A fantasy has taken root among well-meaning liberals. Ukraine, they believe, is the "good war" people like them have been searching for since 1945. "This is our Spain," young enthusiasts have been heard to say, referring to the Spanish Republican war against fascism. In Ukraine in the early 2020s, unlike Spain in the late 1930s, the Atlantic democracies will not falter but will go on "as long as it takes." Also, the climate cause will be assisted along the way, since Russia is a large supplier of natural gas and oil, and the world needs to unhook itself from both.
That theory got tested a year ago, with the underwater sabotage of Russia's Nordstream natural gas pipelines in the Baltic Sea. President Biden, National Security Adviser Jake Sullivan, and Deputy Secretary of State Victoria Nuland all welcomed that environmental disaster. In an eventually deleted message the former Polish foreign minister and war advocate Radislaw Sikorski tweeted thanks to the U.S. for what he took to be a transparently American operation. The American media, however, treated the attack as an imponderable mystery, some reports even suggesting that Russia might have destroyed its own invaluable pipeline for reasons yet to be fathomed. Then, in a February 2023 article, the independent investigative reporter Seymour Hersh traced the attack to the U.S., and later Western reports would come halfway to his conclusion by assigning credit to Ukraine, or a pro-Ukrainian group. As of late summer, all reporting on the Nordstream disaster seems to have stopped. What has not stopped is the killing. The numbers of dead and wounded in the Ukraine war are now estimated at nearly half a million, with no end in sight.
The Nordstream wreck was only one attention-getting catastrophe within the greater horror that a war always is. An act of industrial sabotage on a vast scale, it was also an act of environmental terrorism, causing the largest methane leak in the history of the planet. According to a report in Forbes, "The subsequent increase in greenhouse gases" was equivalent to as much as 32% of Denmark's annual emissions."
The Russian invasion of Ukraine was an illegal and immoral act, but the adjective that usually follows illegal and immoral is "unprovoked." In truth, this war was provoked. A contributing cause, impossible to ignore, was the eastward extension of NATO, always moving closer to the western borders of Russia, in the years from 1991 to 2022. That expansion was gradual but relentless. Consider the look of such a policy to the country -- no longer Communist and barely a great power which, in 2013, American leaders again began to describe as an adversary.
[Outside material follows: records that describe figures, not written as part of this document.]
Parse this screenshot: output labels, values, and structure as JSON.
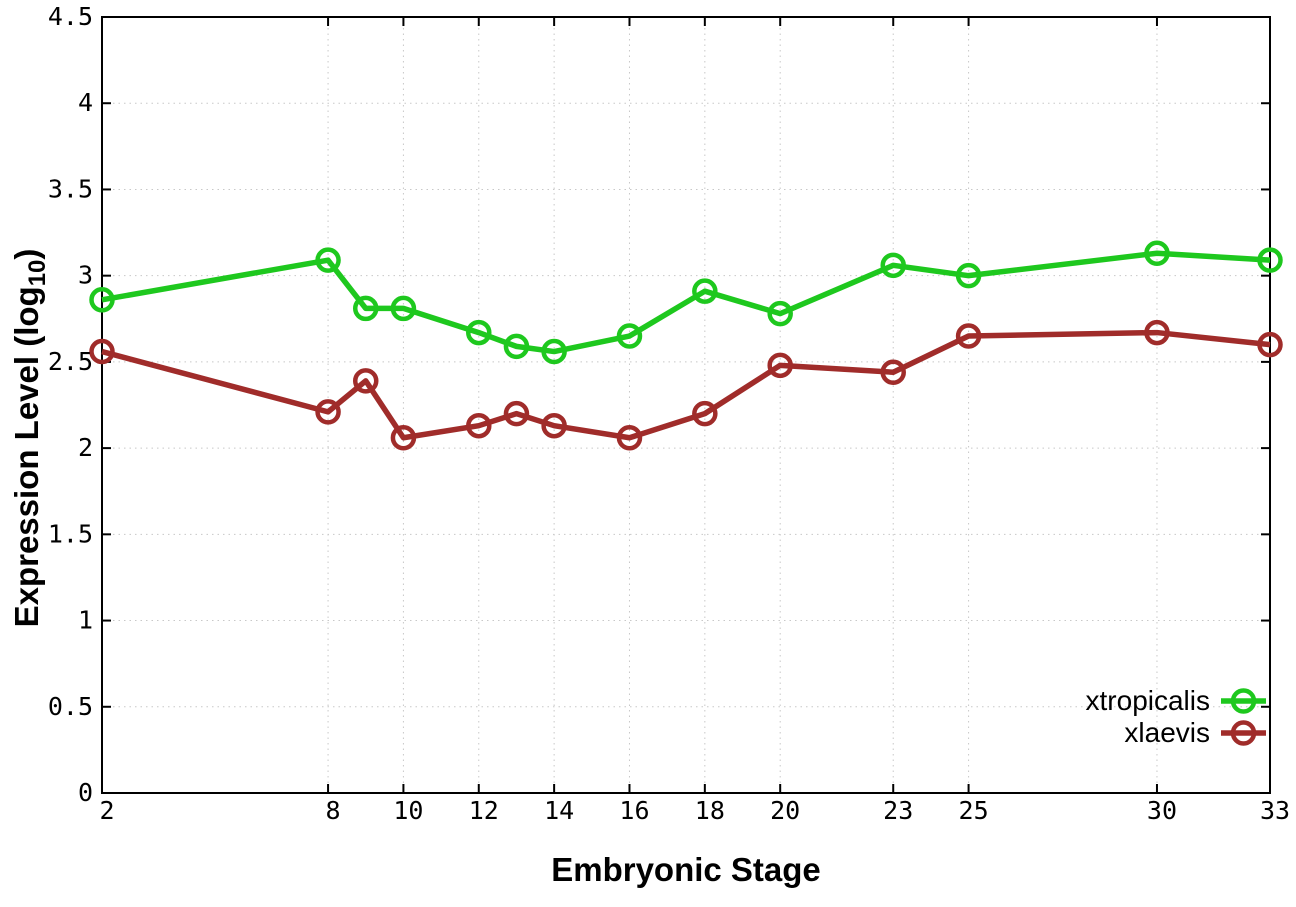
{
  "chart_data": {
    "type": "line",
    "title": "",
    "xlabel": "Embryonic Stage",
    "ylabel": "Expression Level (log10)",
    "ylabel_parts": {
      "prefix": "Expression Level (log",
      "sub": "10",
      "suffix": ")"
    },
    "x": [
      2,
      8,
      9,
      10,
      12,
      13,
      14,
      16,
      18,
      20,
      23,
      25,
      30,
      33
    ],
    "series": [
      {
        "name": "xtropicalis",
        "color": "#1ec81e",
        "values": [
          2.86,
          3.09,
          2.81,
          2.81,
          2.67,
          2.59,
          2.56,
          2.65,
          2.91,
          2.78,
          3.06,
          3.0,
          3.13,
          3.09
        ]
      },
      {
        "name": "xlaevis",
        "color": "#a02c2a",
        "values": [
          2.56,
          2.21,
          2.39,
          2.06,
          2.13,
          2.2,
          2.13,
          2.06,
          2.2,
          2.48,
          2.44,
          2.65,
          2.67,
          2.6
        ]
      }
    ],
    "xlim": [
      2,
      33
    ],
    "ylim": [
      0,
      4.5
    ],
    "x_ticks": [
      {
        "value": 2,
        "label": "2"
      },
      {
        "value": 8,
        "label": "8"
      },
      {
        "value": 10,
        "label": "10"
      },
      {
        "value": 12,
        "label": "12"
      },
      {
        "value": 14,
        "label": "14"
      },
      {
        "value": 16,
        "label": "16"
      },
      {
        "value": 18,
        "label": "18"
      },
      {
        "value": 20,
        "label": "20"
      },
      {
        "value": 23,
        "label": "23"
      },
      {
        "value": 25,
        "label": "25"
      },
      {
        "value": 30,
        "label": "30"
      },
      {
        "value": 33,
        "label": "33"
      }
    ],
    "y_ticks": [
      {
        "value": 0,
        "label": "0"
      },
      {
        "value": 0.5,
        "label": "0.5"
      },
      {
        "value": 1,
        "label": "1"
      },
      {
        "value": 1.5,
        "label": "1.5"
      },
      {
        "value": 2,
        "label": "2"
      },
      {
        "value": 2.5,
        "label": "2.5"
      },
      {
        "value": 3,
        "label": "3"
      },
      {
        "value": 3.5,
        "label": "3.5"
      },
      {
        "value": 4,
        "label": "4"
      },
      {
        "value": 4.5,
        "label": "4.5"
      }
    ],
    "grid": true,
    "marker": "open-circle",
    "legend_position": "bottom-right",
    "colors": {
      "background": "#ffffff",
      "axis": "#000000",
      "grid": "#c8c8c8",
      "tick_label": "#000000"
    }
  }
}
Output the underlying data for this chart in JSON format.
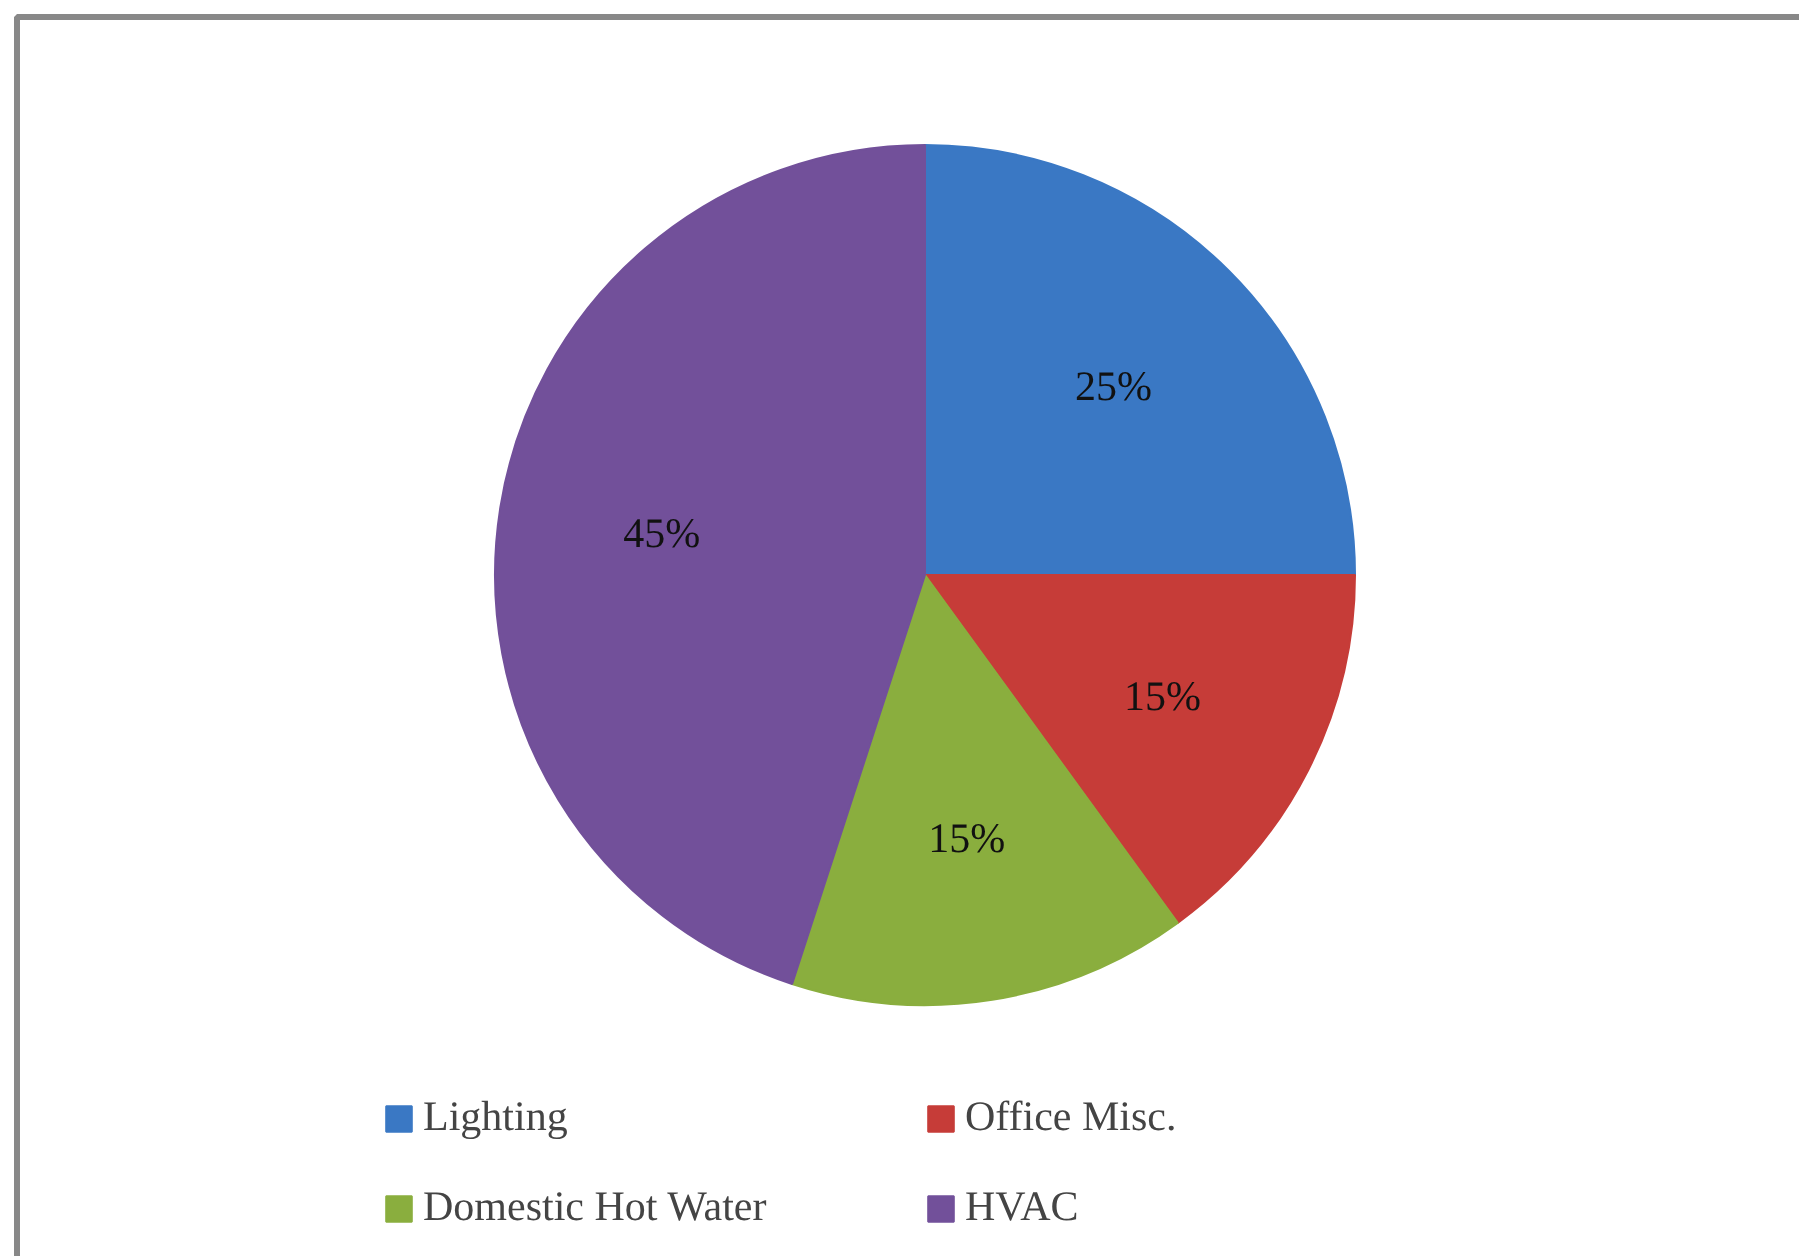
{
  "chart_data": {
    "type": "pie",
    "categories": [
      "Lighting",
      "Office Misc.",
      "Domestic Hot Water",
      "HVAC"
    ],
    "values": [
      25,
      15,
      15,
      45
    ],
    "colors": [
      "#3a78c4",
      "#c63c38",
      "#8aae3e",
      "#72509a"
    ],
    "value_labels": [
      "25%",
      "15%",
      "15%",
      "45%"
    ],
    "legend": "bottom"
  }
}
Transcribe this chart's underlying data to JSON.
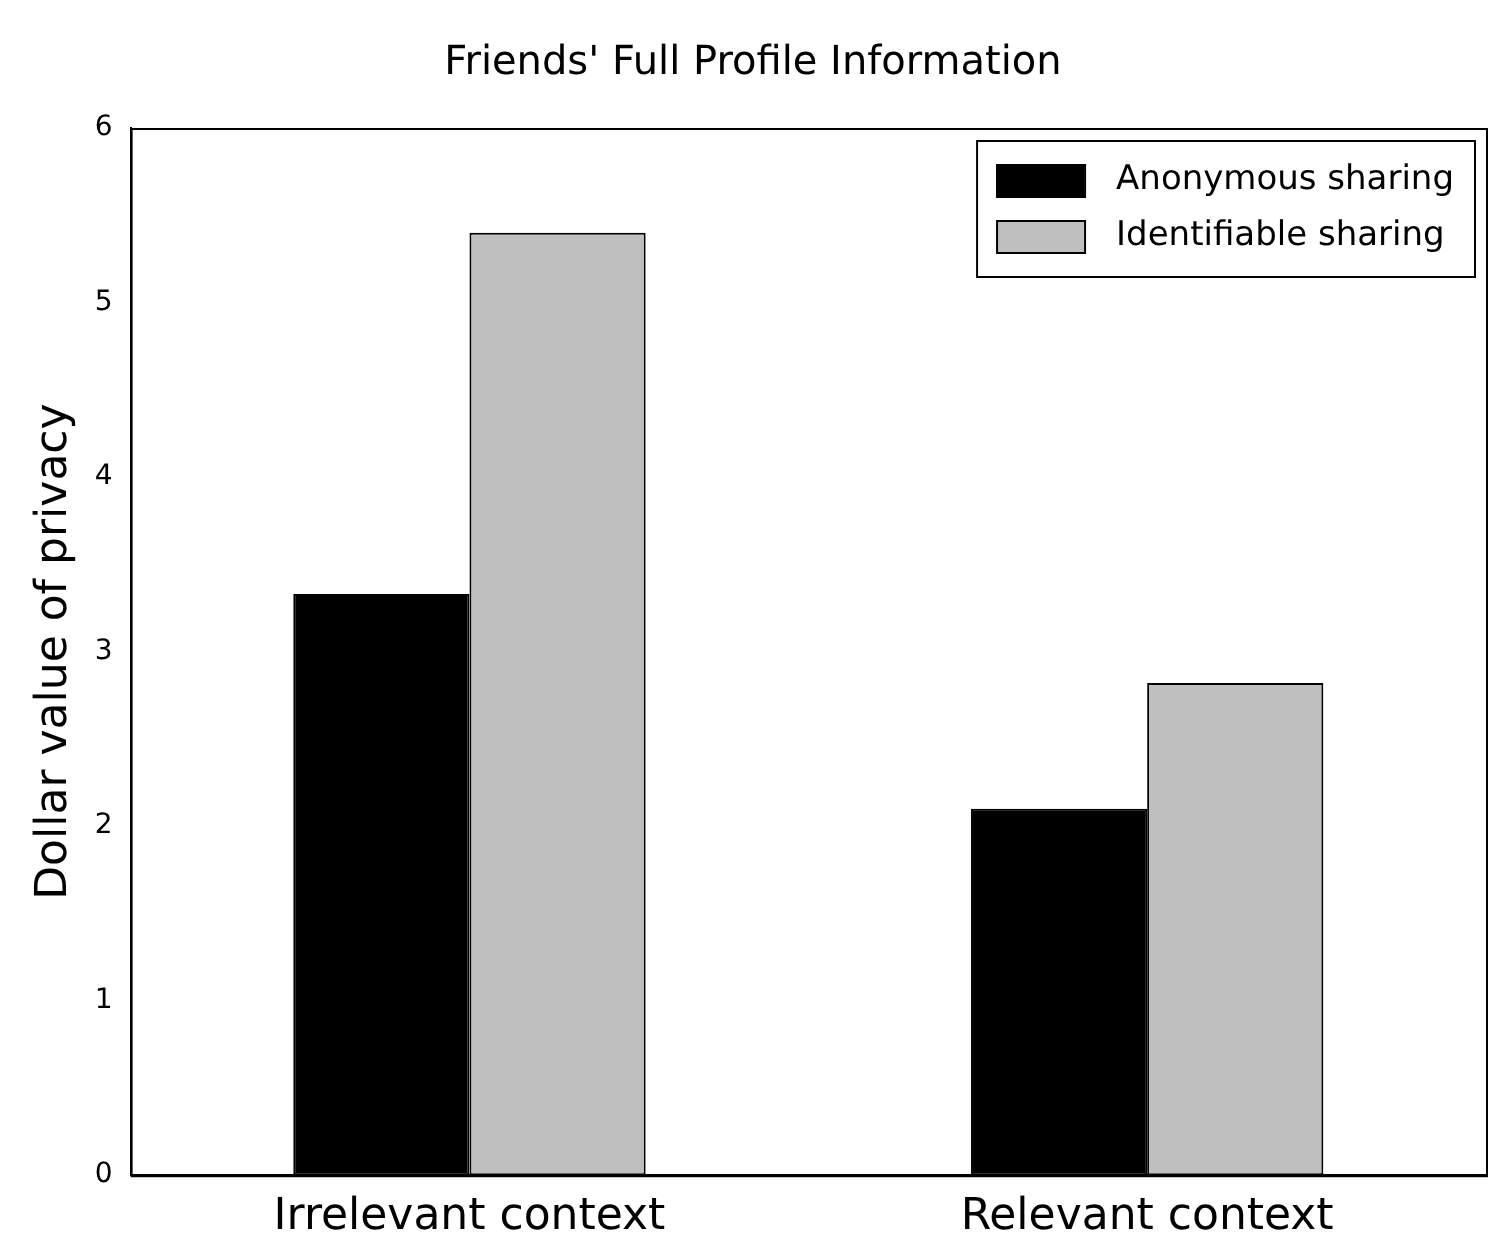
{
  "chart_data": {
    "type": "bar",
    "title": "Friends' Full Profile Information",
    "ylabel": "Dollar value of privacy",
    "categories": [
      "Irrelevant context",
      "Relevant context"
    ],
    "series": [
      {
        "name": "Anonymous sharing",
        "color": "#000000",
        "values": [
          3.33,
          2.1
        ]
      },
      {
        "name": "Identifiable sharing",
        "color": "#bfbfbf",
        "values": [
          5.4,
          2.82
        ]
      }
    ],
    "ylim": [
      0,
      6
    ],
    "yticks": [
      0,
      1,
      2,
      3,
      4,
      5,
      6
    ],
    "legend": "top right"
  }
}
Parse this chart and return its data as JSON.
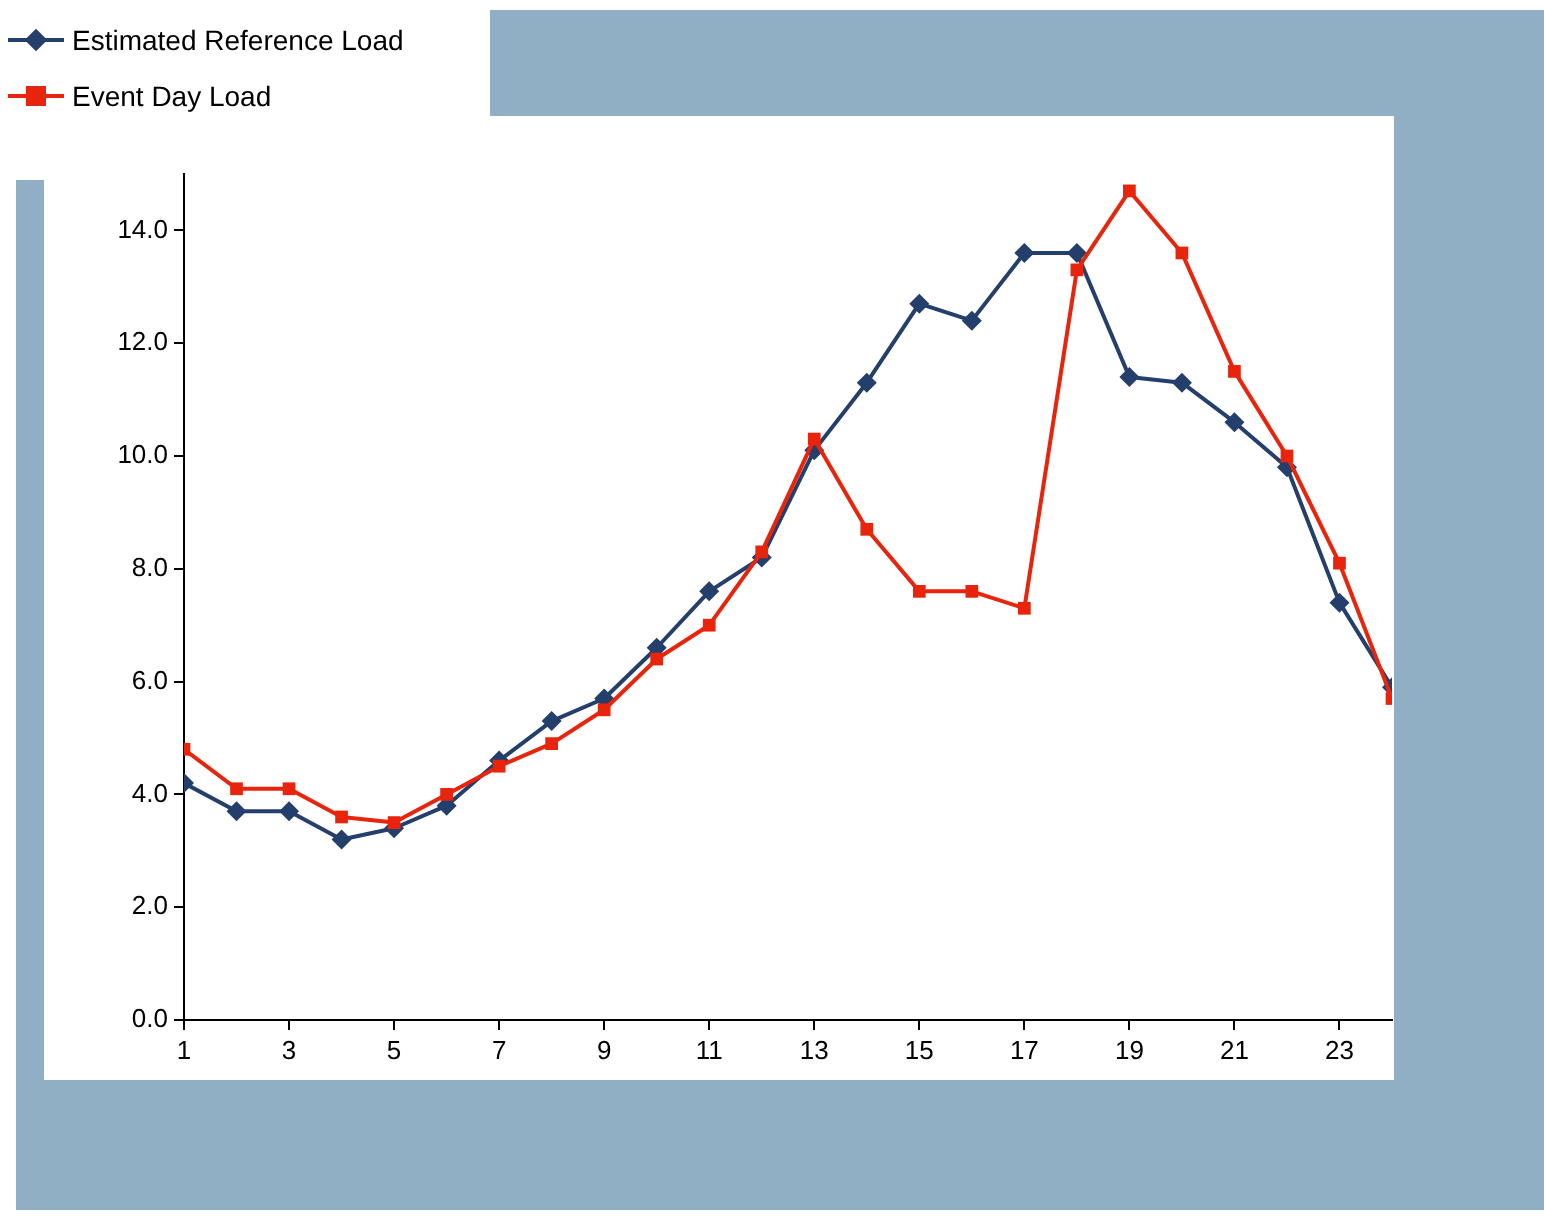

With the end of the Cold War in 1991 (the very global conflict that gave NATO its reason for being), the eastward projection of the alliance accelerated dramatically. Hungary, Poland, and the Czech Republic, all former members of the Soviet bloc, were brought into NATO in 1999; and 2004 witnessed an even richer harvest of former satellites of the USSR: Bulgaria, Estonia, Latvia, Lithuania, Romania, Slovakia, and Slovenia, all either near to or bordering on Russia. Then came the Bucharest Summit Declaration of April 2008: Georgia and Ukraine, the NATO heads of state announced, would be given the opportunity to apply for membership at some future date. If you want to know why Putin and his advisers might have considered this a security concern for Russia, look at a map.